AKP’yi iktidarda tutan her zaman olduğu gibi MHP faktörüdür. MHP‘nin tek başına iktidar olma olasılığı olmadığından, kötülediği Erdoğan ile yaptığı anlaşmalarla, tabanını devlet kurumlarına yerleştirme karşılığı kötü olduğunu söylediği AKP’yi desteği sürdürüyor.
Erdoğan ise Anayasa ya karşı bir daha Cumhurbaşkanı seçilmek istiyor. En büyük rakibi ise Ekrem İmamoğlu. Erdoğan siyasi rakibini seçimlere sokmak istemiyor. Onu tasviye görevi ise yargıya verildi.
Artık askeri darbelerin yerini sivil darbeler aldı. Bunun yolu ise yargıdır. Kendine bağımlı yargıçlar ve savcılardır. Hukuk ve adalet değildir.

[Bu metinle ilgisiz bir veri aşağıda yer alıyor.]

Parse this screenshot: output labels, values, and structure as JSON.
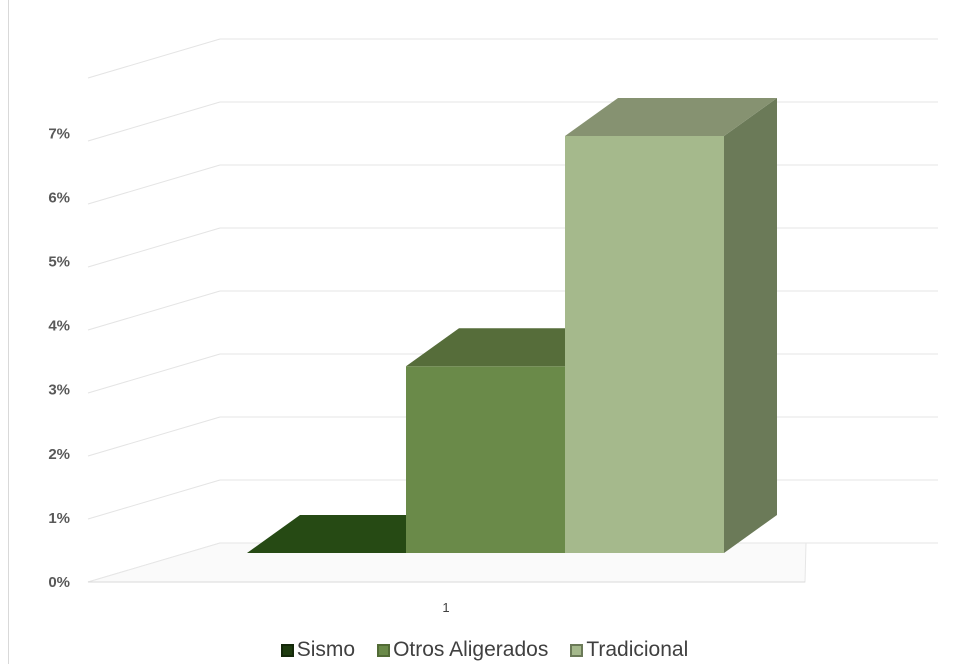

Bir yandan da birinci parti görülen CHP’yi karıştırmak. Burada da yargı devreye sokulmadan CHP kurmayları Nisan ayında olağanüstü seçimli kurultay kararı aldı. Hevesleri kursaklarında kaldı.
13 yıl önceki Gezi olaylarından halkın gazetecisi İsmail Saymaz’a ev hapsi veren yargı adil bir yargı olamaz.
Fetö taktikleriyle rakipleri yok etmek için yargıyı kullandığınızda halktan tepki görürsünüz.
Dün halk bunu çok güzel gösterdi. Üniversite gençliği bile yıllar sonra sokaklara döküldü.
Bir ülkeyi yönetenler, Hak, Hukuk ve Adaletten uzaklaşırsa olan ülkenin halkına olur.
Türk halkının sabrı taştı, bıçak kemiğe dayandı.
Şimdi halkın karşısına askeri çıkaracaklar.
Baskı ve zulümle hiçbir yönetim yenide kalamamıştır, kalamaz.